11. I have indicated in the foregoing that, in the application for the confirmation of the grant, both the applicant and the respondent were agreed to having Dagoretti/Uthiru 83 being shared between two beneficiaries and Dagoretti/Uthiru/88 being shared among seven beneficiaries.  They both agreed with the survey by Earth Scope Survey Services that Dagoretti/Uthiru/83 was the smaller portion, and that Dagoretti/Uthiru/88 was the bigger portion.  In paragraph 15 of the ruling dated 31st May 2018 this is what the court observed:

“The estate in issue comprised of Dagoretti/Uthiru/83 measuring 0. 051Ha and Dagoretti/Uthiru/88.  By an order dated 2nd May 2017, this court directed Earth Scope Surveys to complete survey work on the two.  The surveyors conducted the survey and filed a report dated 20th June 2017.  In the report it is noted that Dagoretti/Uthiru/83 was too small to be subdivided and shared by the ten beneficiaries listed in the proposed mode of distribution.  They recommended that the parcel be subdivided formally.  With regard to Dagoretti/Uthiru/88 it was proposed that the same be subdivided into ten (10) equal sub-plots to be shared amongst family members of the deceased.”

The court then went on to distribute the estate in paragraph 17 of the ruling.  However, it gave Dagoretti/Uthiru/88 to two beneficiaries and Dagoretti/Uthiru/83 to the larger number of beneficiaries.

12.  Given all the evidence, and all that the court said prior to paragraph 17 of the ruling, I determine that the reference to Dagoretti/Uthiru/88 in paragraph 17(a) was done inadvertently.  Similarly, the reference to Dagoretti/Uthiru/83 in paragraph 17(b) was inadvertent.  The court intended that paragraph 17(a) be in reference to Dagoretti/Uthiru/83 and paragraph 17(b) be Dagoretti/Uthiru/88.

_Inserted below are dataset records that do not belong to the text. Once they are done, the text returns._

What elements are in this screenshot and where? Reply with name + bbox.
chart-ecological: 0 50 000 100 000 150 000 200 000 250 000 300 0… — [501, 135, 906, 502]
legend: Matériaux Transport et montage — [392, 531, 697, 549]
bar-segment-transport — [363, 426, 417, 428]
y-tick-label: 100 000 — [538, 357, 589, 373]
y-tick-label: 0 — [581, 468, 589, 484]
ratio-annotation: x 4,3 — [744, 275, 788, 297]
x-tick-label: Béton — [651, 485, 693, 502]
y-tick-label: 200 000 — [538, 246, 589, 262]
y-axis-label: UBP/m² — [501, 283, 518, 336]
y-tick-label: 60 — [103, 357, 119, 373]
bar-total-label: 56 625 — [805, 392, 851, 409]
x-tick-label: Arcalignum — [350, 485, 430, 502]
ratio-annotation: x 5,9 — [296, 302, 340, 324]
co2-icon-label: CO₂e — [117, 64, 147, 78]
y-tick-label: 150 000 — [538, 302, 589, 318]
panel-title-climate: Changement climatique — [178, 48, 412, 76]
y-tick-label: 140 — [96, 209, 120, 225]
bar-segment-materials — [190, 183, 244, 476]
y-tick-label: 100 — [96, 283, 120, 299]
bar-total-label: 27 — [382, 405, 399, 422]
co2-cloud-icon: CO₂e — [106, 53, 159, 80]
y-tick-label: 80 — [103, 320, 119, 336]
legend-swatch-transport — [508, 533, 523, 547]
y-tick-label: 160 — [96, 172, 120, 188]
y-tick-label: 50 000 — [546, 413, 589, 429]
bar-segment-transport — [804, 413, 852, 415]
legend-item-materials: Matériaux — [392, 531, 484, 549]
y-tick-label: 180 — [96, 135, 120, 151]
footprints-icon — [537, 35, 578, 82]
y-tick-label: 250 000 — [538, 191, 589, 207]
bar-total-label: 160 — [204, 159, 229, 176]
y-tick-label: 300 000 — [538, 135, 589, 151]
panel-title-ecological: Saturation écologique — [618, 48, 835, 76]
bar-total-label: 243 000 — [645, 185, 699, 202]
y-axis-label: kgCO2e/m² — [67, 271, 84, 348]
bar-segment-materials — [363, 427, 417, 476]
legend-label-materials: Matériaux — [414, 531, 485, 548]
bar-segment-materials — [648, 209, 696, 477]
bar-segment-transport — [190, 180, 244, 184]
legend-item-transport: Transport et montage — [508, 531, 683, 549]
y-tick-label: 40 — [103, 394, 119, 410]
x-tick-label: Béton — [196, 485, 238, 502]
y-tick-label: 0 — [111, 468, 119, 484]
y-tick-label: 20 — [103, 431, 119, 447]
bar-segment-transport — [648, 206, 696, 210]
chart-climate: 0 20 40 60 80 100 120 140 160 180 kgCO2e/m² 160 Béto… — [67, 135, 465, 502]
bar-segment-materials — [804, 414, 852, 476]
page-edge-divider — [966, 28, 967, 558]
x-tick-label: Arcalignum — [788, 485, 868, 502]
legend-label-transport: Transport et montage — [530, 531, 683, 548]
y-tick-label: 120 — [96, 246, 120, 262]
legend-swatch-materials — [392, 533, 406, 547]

13.  Consequently, I allow the application for the review of the ruling dated 31st May 2018 in its paragraph 17.  Paragraph 17(a) is reviewed and corrected to read “Dagoretti/Uthiru/83” in place of “Dagoretti/Uthiru/88”, and paragraph 17(b) is reviewed and corrected to read “Dagoretti/Uthiru/88” in place of “Dagoretti/Uthiru/83. ”

14. The certificate of confirmation that was issued on 31st May 2018 is cancelled and recalled.  In its place, a fresh certificate of confirmation shall be issued reflecting the orders contained in this ruling.

15. Because the error was made by the court, I order that no costs be paid.

DATED and DELIVERED at NAIROBIthis17THday ofJULY 2019.